Il se leva et s’approcha de Norma.

— Mon enfant, vous venez de traverser une terrible épreuve. Cela ne se reproduira jamais plus. Vous pouvez à présent avoir confiance en vous, toujours.

— Je suppose que vous avez raison, répondit-elle. Penser qu’on est fou… vraiment fou, est effrayant. Elle frissonna. Je ne comprends pas, même à présent, comment j’en suis sortie… comment quelqu’un a pu croire que je n’avais pas tué David… même lorsque j’en étais moi-même persuadée ?

— Le sang ne nous plaisait pas, fit Stillingfleet. Il commençait à se coaguler. La chemise « en était raide » comme l’a dit Miss Jacobs et non humide.
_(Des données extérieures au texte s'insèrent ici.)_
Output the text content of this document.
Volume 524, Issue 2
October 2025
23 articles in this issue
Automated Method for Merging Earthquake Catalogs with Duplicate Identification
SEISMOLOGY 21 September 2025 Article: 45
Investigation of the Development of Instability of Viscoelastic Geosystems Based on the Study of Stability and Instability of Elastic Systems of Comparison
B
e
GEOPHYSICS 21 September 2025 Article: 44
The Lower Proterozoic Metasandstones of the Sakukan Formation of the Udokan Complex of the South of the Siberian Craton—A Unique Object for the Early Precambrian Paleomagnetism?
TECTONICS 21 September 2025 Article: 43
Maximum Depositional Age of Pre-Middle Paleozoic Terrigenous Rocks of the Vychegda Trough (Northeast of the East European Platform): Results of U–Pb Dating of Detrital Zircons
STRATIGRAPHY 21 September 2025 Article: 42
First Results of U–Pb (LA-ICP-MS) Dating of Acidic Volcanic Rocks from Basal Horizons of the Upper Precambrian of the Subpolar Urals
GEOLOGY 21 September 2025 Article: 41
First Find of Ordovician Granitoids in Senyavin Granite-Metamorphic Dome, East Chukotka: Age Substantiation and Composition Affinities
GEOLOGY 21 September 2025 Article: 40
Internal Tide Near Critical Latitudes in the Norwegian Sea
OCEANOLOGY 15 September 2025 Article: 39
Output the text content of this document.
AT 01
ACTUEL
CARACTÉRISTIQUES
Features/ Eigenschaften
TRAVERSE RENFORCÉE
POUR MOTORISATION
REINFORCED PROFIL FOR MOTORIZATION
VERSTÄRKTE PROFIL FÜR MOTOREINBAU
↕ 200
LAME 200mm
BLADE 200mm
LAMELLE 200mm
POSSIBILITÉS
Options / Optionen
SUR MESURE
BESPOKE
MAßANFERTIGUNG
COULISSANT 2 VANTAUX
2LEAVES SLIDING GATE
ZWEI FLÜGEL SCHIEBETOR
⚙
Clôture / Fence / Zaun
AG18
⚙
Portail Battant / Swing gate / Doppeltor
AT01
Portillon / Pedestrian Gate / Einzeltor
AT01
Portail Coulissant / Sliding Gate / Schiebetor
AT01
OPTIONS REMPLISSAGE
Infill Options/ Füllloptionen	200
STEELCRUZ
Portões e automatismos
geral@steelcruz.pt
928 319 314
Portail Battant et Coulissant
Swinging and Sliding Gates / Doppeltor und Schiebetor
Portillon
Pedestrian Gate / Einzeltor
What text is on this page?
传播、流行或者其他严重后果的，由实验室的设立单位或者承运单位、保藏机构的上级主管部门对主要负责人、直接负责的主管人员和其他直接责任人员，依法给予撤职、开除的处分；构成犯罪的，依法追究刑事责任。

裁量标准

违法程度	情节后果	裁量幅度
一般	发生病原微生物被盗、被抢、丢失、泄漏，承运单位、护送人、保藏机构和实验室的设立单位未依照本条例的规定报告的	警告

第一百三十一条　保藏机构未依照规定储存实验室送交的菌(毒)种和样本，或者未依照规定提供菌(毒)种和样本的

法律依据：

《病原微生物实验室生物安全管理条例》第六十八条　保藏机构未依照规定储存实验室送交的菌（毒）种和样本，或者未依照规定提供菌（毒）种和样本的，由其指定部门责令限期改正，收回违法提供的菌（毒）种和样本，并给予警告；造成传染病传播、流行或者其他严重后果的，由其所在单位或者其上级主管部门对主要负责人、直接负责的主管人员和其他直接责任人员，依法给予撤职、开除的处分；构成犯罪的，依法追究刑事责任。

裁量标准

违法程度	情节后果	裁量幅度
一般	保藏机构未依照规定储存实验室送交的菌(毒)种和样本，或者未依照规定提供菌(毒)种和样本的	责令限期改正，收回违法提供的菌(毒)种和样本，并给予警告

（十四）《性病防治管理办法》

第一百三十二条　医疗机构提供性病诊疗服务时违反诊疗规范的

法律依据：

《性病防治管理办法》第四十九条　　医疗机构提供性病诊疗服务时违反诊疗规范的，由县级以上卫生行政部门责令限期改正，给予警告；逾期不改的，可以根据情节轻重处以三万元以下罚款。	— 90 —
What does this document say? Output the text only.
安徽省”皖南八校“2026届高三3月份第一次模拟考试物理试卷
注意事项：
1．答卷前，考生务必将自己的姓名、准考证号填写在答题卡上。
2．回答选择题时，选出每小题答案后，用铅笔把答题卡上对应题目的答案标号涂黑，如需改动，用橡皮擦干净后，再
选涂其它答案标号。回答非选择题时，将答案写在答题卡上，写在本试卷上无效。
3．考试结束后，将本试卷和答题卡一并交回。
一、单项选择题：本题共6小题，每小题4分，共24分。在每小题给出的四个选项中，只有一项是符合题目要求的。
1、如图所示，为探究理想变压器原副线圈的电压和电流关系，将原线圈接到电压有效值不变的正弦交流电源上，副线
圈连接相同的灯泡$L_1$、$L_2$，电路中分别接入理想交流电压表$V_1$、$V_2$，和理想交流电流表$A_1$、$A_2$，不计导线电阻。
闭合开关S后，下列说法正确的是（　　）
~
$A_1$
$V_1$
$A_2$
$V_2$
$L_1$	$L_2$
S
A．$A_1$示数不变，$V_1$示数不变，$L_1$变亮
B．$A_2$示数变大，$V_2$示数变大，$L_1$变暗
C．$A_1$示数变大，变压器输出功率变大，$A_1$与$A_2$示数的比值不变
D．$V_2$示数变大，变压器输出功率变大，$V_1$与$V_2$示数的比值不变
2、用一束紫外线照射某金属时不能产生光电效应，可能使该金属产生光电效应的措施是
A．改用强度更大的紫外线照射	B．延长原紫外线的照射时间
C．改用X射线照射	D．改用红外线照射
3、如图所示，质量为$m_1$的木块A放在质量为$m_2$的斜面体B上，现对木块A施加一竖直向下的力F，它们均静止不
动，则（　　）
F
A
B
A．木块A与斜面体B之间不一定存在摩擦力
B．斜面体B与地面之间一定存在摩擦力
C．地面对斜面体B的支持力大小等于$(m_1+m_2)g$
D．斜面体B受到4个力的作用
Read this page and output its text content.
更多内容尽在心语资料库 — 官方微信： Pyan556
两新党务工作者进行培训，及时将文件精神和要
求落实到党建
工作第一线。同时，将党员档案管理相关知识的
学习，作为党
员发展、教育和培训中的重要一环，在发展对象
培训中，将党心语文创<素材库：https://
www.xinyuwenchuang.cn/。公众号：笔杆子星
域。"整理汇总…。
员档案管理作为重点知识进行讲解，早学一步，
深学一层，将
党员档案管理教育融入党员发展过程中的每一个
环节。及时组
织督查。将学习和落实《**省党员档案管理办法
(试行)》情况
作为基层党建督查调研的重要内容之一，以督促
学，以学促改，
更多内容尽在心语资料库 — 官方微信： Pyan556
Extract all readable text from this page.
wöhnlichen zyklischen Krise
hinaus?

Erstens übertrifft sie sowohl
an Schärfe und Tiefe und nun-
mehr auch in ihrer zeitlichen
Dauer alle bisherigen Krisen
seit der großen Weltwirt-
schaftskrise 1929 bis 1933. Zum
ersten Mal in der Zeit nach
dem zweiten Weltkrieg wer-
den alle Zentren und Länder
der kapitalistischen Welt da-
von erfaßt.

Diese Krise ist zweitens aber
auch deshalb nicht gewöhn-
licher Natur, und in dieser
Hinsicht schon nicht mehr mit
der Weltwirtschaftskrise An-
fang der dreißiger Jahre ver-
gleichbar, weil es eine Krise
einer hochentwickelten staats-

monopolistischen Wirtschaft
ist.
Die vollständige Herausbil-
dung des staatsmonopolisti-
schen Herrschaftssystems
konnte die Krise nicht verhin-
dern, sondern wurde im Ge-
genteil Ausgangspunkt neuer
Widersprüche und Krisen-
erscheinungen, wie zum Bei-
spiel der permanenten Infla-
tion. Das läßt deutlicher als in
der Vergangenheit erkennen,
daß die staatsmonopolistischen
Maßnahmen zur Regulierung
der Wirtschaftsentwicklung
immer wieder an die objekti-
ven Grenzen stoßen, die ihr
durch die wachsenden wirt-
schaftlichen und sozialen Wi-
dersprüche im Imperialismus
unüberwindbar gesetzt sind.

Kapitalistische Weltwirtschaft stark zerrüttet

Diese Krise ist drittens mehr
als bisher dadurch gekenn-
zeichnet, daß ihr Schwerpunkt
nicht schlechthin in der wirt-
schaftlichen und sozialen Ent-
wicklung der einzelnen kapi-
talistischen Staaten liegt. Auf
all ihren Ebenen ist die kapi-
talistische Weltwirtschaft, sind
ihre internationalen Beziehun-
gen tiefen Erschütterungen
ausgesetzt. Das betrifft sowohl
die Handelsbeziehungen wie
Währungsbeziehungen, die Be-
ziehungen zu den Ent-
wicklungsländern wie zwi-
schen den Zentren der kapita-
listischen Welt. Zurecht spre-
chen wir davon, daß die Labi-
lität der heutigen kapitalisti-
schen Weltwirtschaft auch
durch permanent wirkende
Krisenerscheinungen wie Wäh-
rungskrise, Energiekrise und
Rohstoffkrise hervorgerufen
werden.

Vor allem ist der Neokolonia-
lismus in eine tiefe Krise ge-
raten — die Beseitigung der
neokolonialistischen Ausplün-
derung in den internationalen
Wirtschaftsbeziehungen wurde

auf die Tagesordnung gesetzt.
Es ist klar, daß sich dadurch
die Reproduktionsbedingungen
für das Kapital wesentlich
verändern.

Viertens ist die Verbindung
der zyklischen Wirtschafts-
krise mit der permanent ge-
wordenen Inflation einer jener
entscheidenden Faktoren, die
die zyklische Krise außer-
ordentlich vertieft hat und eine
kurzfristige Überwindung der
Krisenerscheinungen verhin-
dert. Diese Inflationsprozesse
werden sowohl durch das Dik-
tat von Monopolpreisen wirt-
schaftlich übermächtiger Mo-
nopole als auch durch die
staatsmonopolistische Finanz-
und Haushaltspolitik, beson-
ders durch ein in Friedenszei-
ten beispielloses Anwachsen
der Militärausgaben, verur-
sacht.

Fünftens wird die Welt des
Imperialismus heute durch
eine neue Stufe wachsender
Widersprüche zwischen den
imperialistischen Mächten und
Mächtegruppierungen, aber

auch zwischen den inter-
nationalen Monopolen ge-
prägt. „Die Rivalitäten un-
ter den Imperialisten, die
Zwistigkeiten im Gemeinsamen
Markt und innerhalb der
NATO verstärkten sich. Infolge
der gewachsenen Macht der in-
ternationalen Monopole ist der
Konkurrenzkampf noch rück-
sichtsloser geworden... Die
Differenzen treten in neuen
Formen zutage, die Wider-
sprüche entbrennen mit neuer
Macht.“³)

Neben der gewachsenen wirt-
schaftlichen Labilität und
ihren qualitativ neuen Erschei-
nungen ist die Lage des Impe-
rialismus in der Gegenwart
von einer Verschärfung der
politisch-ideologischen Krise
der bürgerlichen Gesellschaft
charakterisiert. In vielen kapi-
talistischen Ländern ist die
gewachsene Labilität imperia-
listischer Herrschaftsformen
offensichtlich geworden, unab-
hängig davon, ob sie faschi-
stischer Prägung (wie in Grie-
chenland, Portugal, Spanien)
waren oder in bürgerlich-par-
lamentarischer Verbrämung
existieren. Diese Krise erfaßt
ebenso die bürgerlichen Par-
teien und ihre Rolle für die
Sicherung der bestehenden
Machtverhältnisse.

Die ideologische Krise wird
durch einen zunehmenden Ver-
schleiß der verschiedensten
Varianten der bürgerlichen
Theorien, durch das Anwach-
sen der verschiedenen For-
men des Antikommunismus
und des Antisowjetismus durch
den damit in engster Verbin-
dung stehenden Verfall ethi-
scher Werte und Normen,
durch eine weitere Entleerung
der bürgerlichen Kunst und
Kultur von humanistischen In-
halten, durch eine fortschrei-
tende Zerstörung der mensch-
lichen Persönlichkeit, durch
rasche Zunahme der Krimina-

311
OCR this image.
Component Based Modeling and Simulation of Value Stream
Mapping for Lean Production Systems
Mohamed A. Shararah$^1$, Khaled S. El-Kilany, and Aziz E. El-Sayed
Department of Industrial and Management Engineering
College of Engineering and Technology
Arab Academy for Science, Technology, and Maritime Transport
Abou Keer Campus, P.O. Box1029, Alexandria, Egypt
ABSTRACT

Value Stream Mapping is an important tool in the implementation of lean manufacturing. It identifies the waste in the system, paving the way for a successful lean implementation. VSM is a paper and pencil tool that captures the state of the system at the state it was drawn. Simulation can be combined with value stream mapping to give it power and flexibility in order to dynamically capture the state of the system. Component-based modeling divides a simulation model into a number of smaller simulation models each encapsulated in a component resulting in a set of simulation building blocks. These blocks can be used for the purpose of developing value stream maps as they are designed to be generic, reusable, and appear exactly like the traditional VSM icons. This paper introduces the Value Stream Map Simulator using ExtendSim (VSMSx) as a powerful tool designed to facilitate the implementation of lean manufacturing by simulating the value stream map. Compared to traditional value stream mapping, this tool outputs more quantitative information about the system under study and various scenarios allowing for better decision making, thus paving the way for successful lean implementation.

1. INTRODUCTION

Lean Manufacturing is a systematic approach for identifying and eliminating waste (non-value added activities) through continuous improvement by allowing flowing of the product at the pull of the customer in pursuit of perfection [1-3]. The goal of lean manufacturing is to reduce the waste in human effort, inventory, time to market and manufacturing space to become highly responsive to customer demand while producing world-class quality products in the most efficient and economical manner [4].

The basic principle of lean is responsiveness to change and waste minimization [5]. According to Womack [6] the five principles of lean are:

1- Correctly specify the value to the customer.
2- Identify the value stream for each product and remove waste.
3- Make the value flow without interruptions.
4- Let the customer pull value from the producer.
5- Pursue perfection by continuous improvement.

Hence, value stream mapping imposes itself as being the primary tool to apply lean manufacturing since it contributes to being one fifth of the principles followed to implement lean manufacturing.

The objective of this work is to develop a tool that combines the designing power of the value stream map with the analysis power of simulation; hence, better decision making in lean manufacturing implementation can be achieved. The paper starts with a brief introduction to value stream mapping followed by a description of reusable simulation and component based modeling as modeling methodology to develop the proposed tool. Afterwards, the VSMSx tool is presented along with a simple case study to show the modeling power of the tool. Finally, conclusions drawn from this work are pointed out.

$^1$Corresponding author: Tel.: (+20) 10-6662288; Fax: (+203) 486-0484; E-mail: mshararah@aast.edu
Et vous n’étiez pas supposée l’avoir tué cinq minutes avant la comédie de Frances.

— Comment a-t-elle pu ? protesta Mrs Oliver qui commençait à débrouiller les faits. Elle s’était rendue à Manchester.

— Elle est revenue par un train plus tôt dans lequel elle changea son apparence, pénétra dans Borodene Mansions en blonde inconnue, trouva, comme convenu, David dans l’appartement. Il ne se doutait de rien lorsqu’elle le poignarda. Elle changea à nouveau son apparence dans un vestiaire public, rejoignit une amie qui rentrait chez elle, la quitta à la porte des Mansions, salua le portier et exécuta son numéro auquel elle a dû prendre un grand plaisir. Elle pensait que la police ne remarquerait pas le décalage de temps entre le moment où Norma était arrivée et celui où la police viendrait.

Norma demanda à Stillingfleet :

— Aviez-vous pensé que j’étais coupable ?

— Moi ! Pour qui me prenez-vous ? Je sais ce que mes malades peuvent faire et ne pas faire. Vous nous avez rendu la tâche bougrement difficile ! J’ignorais jusqu’à quel point Neele accepterait de prendre des risques. Rappelez-vous comment il a laissé le champ libre à Poirot.

Poirot sourit.

— Le chef-inspecteur et moi, nous connaissons depuis bien des années. D’autre part il avait procédé à certaines recherches pour mon compte. Vous ne vous êtes jamais trouvée à la porte de Louise, mon enfant. Frances inversa les numéros de votre propre porte. Les chiffres ne sont fixés que par des griffes mal ajustées. Claudia était bien absente, cette nuit-là, et Frances vous drogua afin que l’affaire vous parût être un affreux cauchemar. J’ai brusquement découvert la vérité. La seule personne qui avait pu tuer Louise, était la troisième locataire, Frances Cary.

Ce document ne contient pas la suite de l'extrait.